Mrs. Bradley and Bessie watched Ferdinand, George and Ulrica out of sight, then turned to one another with the mutual congratulation of those who are left behind while others take themselves off. Bessie even wiped her hands on her apron. Her opinion of Ulrica Doyle was soon made clear.
“Snitchy little tripe-hound,” she observed. “Don’t half fancy herself, I reckon. Ask me, she knowed what she was doing when t’other poor nipper conked out.”
“I fear that your remark is highly actionable, dear child,” said Mrs. Bradley, in gently remonstrative tones. Bessie grinned and spat. Then she said good night, and watched, bright-eyed, whilst Mrs. Bradley re-entered the guest-house doorway. She herself returned to the Orphanage for supper, which consisted of thick bread and butter, milk pudding and cocoa.
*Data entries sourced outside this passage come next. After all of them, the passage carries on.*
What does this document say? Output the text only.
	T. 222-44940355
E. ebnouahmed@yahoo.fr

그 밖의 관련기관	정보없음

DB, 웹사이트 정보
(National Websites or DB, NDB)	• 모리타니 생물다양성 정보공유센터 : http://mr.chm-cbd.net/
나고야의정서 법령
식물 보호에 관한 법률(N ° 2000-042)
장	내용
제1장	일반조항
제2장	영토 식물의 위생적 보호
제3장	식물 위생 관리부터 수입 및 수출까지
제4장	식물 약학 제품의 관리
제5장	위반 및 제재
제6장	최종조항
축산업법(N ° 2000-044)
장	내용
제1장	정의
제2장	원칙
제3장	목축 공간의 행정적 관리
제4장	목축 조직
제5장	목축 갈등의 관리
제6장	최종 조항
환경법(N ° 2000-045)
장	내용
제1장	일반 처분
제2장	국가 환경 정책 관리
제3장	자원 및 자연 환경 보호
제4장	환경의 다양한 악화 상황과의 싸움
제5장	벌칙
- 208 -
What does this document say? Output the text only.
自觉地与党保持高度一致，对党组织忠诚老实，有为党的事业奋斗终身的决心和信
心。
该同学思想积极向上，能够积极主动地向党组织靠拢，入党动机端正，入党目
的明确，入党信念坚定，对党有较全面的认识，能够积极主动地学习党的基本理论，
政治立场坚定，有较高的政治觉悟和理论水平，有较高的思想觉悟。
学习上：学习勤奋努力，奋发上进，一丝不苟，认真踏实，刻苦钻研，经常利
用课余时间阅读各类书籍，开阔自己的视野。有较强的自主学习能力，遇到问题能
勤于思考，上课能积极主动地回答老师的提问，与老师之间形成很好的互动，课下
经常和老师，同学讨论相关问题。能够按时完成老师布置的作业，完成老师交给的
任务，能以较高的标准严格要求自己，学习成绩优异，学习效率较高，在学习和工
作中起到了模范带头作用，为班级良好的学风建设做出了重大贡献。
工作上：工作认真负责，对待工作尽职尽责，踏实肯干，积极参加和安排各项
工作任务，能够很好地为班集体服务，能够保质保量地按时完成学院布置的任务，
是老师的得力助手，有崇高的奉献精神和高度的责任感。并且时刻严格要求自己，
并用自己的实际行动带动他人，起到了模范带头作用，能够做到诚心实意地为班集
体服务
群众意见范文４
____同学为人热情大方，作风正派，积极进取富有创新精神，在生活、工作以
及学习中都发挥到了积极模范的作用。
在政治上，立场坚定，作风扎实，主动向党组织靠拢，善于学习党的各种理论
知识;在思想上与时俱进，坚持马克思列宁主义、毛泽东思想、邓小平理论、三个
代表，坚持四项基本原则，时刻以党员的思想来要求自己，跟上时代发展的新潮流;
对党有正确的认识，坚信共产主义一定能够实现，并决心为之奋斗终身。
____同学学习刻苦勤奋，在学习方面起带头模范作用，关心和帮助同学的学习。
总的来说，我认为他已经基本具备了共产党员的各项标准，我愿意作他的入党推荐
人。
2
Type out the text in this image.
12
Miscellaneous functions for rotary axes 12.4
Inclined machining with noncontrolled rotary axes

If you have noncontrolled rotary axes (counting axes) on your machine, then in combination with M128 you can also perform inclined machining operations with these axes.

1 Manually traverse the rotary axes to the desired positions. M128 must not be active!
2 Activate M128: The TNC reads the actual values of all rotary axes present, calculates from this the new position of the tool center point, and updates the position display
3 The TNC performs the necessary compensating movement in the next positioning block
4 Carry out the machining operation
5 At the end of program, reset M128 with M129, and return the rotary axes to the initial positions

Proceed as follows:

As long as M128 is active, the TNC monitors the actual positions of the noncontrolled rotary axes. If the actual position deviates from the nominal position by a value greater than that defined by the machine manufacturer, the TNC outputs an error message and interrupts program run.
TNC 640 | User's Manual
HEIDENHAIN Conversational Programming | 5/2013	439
It was greatly relished by the orphans, and got finished to the very last crumb; this to the perennial mystification of Mother Ambrose, who could not understand how children could be so hungry when, not many hours before, they had made a generous tea.
Mrs. Bradley, with the comfortable feeling of a job well done, went across to soothe Mother Francis, who so far had not been notified of Ulrica Doyle’s departure. Mother Francis, looked greatly concerned, almost ran to meet her, and told her a long involved story, the gist of which was that Mary Maslin could not be found on the building, and had not been seen since just after a quarter past three.
“And if only I had listened to you,” said Mother Francis, with all the disarming humility of her profession, “I should not have caused myself all this terrible new anxiety. I ought to have insisted that both the children were sent away when you said.”
Mrs. Bradley took out a notebook, and asked for all the information which Mother Francis could give.
“Thank God we have got the other child away!” Mother Francis exclaimed more than once in the course of her detailed narration. Mrs. Bradley, longing to dispense with some of the conversation and get to work, had a sudden uneasy recollection of an hour she had spent playing chess whilst Ulrica Doyle was supposed to be packing a suitcase.
Mary, it appeared, had been well on the previous day, when Mother Cyprian went in to take the needlework at half-past two. She had answered her name and, later (perhaps at ten to three, Mother Cyprian thought), she had had her work criticised and was shown how to do a false hem.
And no false hem would have been necessary, Mother Cyprian had reiterated, if only Mary were not such a stupid girl. Even over needlework she was stupid, than which there could not be a pleasanter, easier subject, or one which was in every way more suited to a young girl’s mentality.
This cry from the heart Mrs. Bradley was obliged to receive in full from Mother Francis, who, weighed down, apparently equally, by worry and humility, had lost the faculty for selection, and let Mrs. Bradley have all the material at her disposal in one great tangled muddle of fact, opinion and emotion.